Poaching has completely wiped out the rhino herds, but lion are often seen and large elephant herds. The range of species also includes reticulated giraffe, Grevy's zebra and Somali ostrich. The birdlife is diverse including marshal eagle, pygmy falcons, hornbills and Egyptian geese.
In the plains of the Samburu National Reserve we didn't see many animals. The first two hours in the park on our way from the entrance to the Samburu lodge we saw some zebras, reticulated giraffes and gerenuk antilopes.
Just before arriving at the lodge in the riverine woodlands we discovered a lot of elephants. A pity we didn't see cheetahs and leopards during our three game-drives.
After we spotted the lions at the plains, they moved towards the riverine forest. They crossed the track just in front of our truck. It was amazing, so see them that close !
We had to turn our truck and tried to overtake them again. I think they did their hunting in the meantime, because when we saw them again, they were having their breakfast between the bushes. It was so far and and the lions were so hidden in the high grass, that we couldn't recognise which kind of animal they had catched.

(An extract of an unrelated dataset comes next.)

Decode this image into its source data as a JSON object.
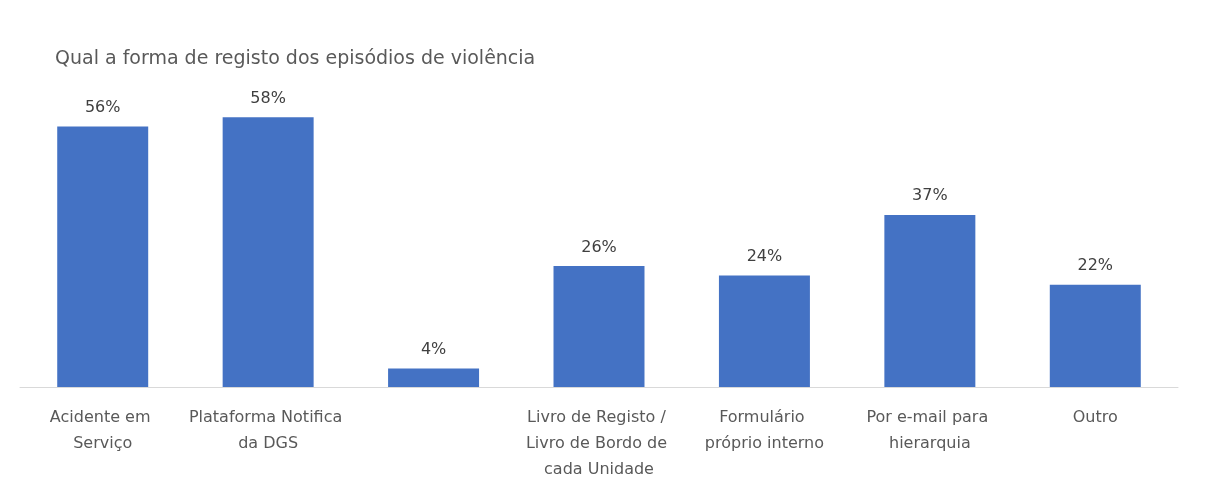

During my former visits to National Parks in Africa it was not very common to see buffalos. So we made some efforts with our truck to find a track to approach this buffalo at the riverside. It was our last game-drive in the Samburu National Reserve before we left for Maralal.
Because of the differences in height we couldn't approach any further, but we were near enough to discover this buffalo had only one horn.
At our last gamedrive early in the morning we were very lucky to see four female lions. We saw them at the edge of the plains and the riverine forest. The highlight of the day !
To see lions is always very impressive for me. The first time I visited Nationals Parks in Africa, it took four weeks before I saw lions at the very last day. So this time we were lucky to see lions in the first Reserve we visited during this trip.
Do make a visit to the Samburu people, who live on the edges of the game reserve.
Yes, you have to pay, but it's worth it. I was so moved when the women sang me a welcome song. They also explain about the social hyrarchie, show you their house, visit the spear maker, ...
At the end of your visit, all the women show their goods on the 'market'.
We had seen the tiny Dik-Dik in Amboseli, but they are terribly nervous animals and move away at the slightest noise that they don't like. Normally always in pairs we found this little fellow on its own, but surprisingly not making his usual dik-dik sound. Only standing at 30 cms they are the smallest of all antelopes.
Photo 2. A female waterbuck seemingly keeping an eye out for the Dik-Dik.
Photo 3. Superb profile the Red-Beaked Calao. The male and female are very similar although the male has a larger beak.
Photo 4. This strange looking bird is the Helmeted Guineafowl. Weighing in at around 1.25 kilos, it will run before flying when alarmed but can actually fly short distances. May be seen in quite large flocks scratching around for insects and roots.
Photo 5. Beautiful colours of the sunset on an Impala.
The strange Gerenuk, has the body of an antelope and the neck of a small giraffe, that allows it to reach up to the top of tall bushes for food where other species cannot reach, for the succulent leaves. Its large eyes and ears has the same look as the "Mule Deer". The animal doesn't need to drink either as it gets its water from these same leaves and other buds and plants. The Gerenuk is also known as the Waller's gazelle and as the "Giraffe-necked Antelope".
We had just stopped to look at the Vervet monkeys and let the elephant past so he could cross the river, when our chauffeur/guide whispered "Look up to the left on the far bank, do you see the lioness ?". After much staring through leneses we finally spotted the first one, but after waiting 30 mins and moving along the bank a few yards, what was not our surprise to see the whole pride.At first the male couldn't be seen,but when, what we thought was a large rock, moved, the male was staring at us through a small bush. Even at that distance, the adrenaline cranked itself up. The pride consisted of 1 male, 2 lioness and 3 cubs.